A cerca e o galpão dos barcos formavam um corredor de pouco mais de um metro e meio de largura, e os homens mais “vexados” usavam esse beco, como “mijador”.
A área, obviamente, era vigiada pelo exército, onde, permanentemente um soldado mantinha a guarda.
Certa noite, quando saio da sala de som e olho para o pátio, lotado de gente, vejo que um soldado, com evidentes sinais de embriaguez, devidamente fardado e portando um Fuzil Automático Leve – FAL, bebia junto a uma mesa no espaço externo da boate.
Chamei Burrão para que tomássemos uma providência, e ele, simplesmente dava enormes risadas dizendo: Toinho o que danado a gente vai fazer? Seja o que Deus quiser.

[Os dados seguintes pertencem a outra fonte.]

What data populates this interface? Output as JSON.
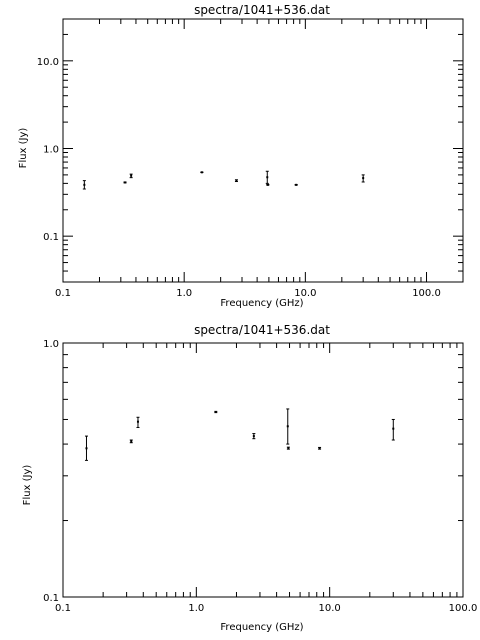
{
  "chart_data": [
    {
      "type": "scatter",
      "title": "spectra/1041+536.dat",
      "xlabel": "Frequency (GHz)",
      "ylabel": "Flux (Jy)",
      "xscale": "log",
      "yscale": "log",
      "xlim": [
        0.1,
        200
      ],
      "ylim": [
        0.03,
        30
      ],
      "xticks": [
        "0.1",
        "1.0",
        "10.0",
        "100.0"
      ],
      "xtick_values": [
        0.1,
        1,
        10,
        100
      ],
      "yticks": [
        "0.1",
        "1.0",
        "10.0"
      ],
      "ytick_values": [
        0.1,
        1,
        10
      ],
      "grid": false,
      "points": [
        {
          "x": 0.15,
          "y": 0.385,
          "ylo": 0.345,
          "yhi": 0.43
        },
        {
          "x": 0.325,
          "y": 0.41,
          "ylo": 0.405,
          "yhi": 0.415
        },
        {
          "x": 0.365,
          "y": 0.49,
          "ylo": 0.465,
          "yhi": 0.51
        },
        {
          "x": 1.4,
          "y": 0.535,
          "ylo": 0.532,
          "yhi": 0.538
        },
        {
          "x": 2.7,
          "y": 0.43,
          "ylo": 0.42,
          "yhi": 0.44
        },
        {
          "x": 4.85,
          "y": 0.47,
          "ylo": 0.4,
          "yhi": 0.55
        },
        {
          "x": 4.9,
          "y": 0.385,
          "ylo": 0.382,
          "yhi": 0.389
        },
        {
          "x": 8.4,
          "y": 0.385,
          "ylo": 0.382,
          "yhi": 0.388
        },
        {
          "x": 30,
          "y": 0.46,
          "ylo": 0.415,
          "yhi": 0.5
        }
      ]
    },
    {
      "type": "scatter",
      "title": "spectra/1041+536.dat",
      "xlabel": "Frequency (GHz)",
      "ylabel": "Flux (Jy)",
      "xscale": "log",
      "yscale": "log",
      "xlim": [
        0.1,
        100
      ],
      "ylim": [
        0.1,
        1.0
      ],
      "xticks": [
        "0.1",
        "1.0",
        "10.0",
        "100.0"
      ],
      "xtick_values": [
        0.1,
        1,
        10,
        100
      ],
      "yticks": [
        "0.1",
        "1.0"
      ],
      "ytick_values": [
        0.1,
        1
      ],
      "grid": false,
      "points": [
        {
          "x": 0.15,
          "y": 0.385,
          "ylo": 0.345,
          "yhi": 0.43
        },
        {
          "x": 0.325,
          "y": 0.41,
          "ylo": 0.405,
          "yhi": 0.415
        },
        {
          "x": 0.365,
          "y": 0.49,
          "ylo": 0.465,
          "yhi": 0.51
        },
        {
          "x": 1.4,
          "y": 0.535,
          "ylo": 0.532,
          "yhi": 0.538
        },
        {
          "x": 2.7,
          "y": 0.43,
          "ylo": 0.42,
          "yhi": 0.44
        },
        {
          "x": 4.85,
          "y": 0.47,
          "ylo": 0.4,
          "yhi": 0.55
        },
        {
          "x": 4.9,
          "y": 0.385,
          "ylo": 0.382,
          "yhi": 0.389
        },
        {
          "x": 8.4,
          "y": 0.385,
          "ylo": 0.382,
          "yhi": 0.388
        },
        {
          "x": 30,
          "y": 0.46,
          "ylo": 0.415,
          "yhi": 0.5
        }
      ]
    }
  ]
}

Soubemos depois, que o pessoal quando ia para o “mijador” levava o copo de bebida na mão, e o soldado, não resistindo às ofertas bebia junto, chegando ao ponto de aceitar o convite para participar da festa.
A PARTICIPAÇÃO DO EXÉRCITO
Não demorou muito, até que chegasse um Jeep com a patrulha do exército, para levar o soldado pinguço e determinar que fechássemos o “estabelecimento”.
Era no tempo da “revolução de 64”, quando qualquer soldado era “otoridade”.
Porém, enfrentamos o problema, dizendo que não nos competia manter a ordem da tropa do exército e que os superiores do soldado, é que deveriam controlar os seus atos.
Portanto, o problema era deles, que não impediram que o subordinado, ou insubordinado, pulasse a cerca e passasse para dentro do território do Clube.
Diante dos nossos argumentos, o sargento resolveu voltar atrás da sua pretensão e se retirou levando o pinguço fardado, cujo resultado, ignoramos.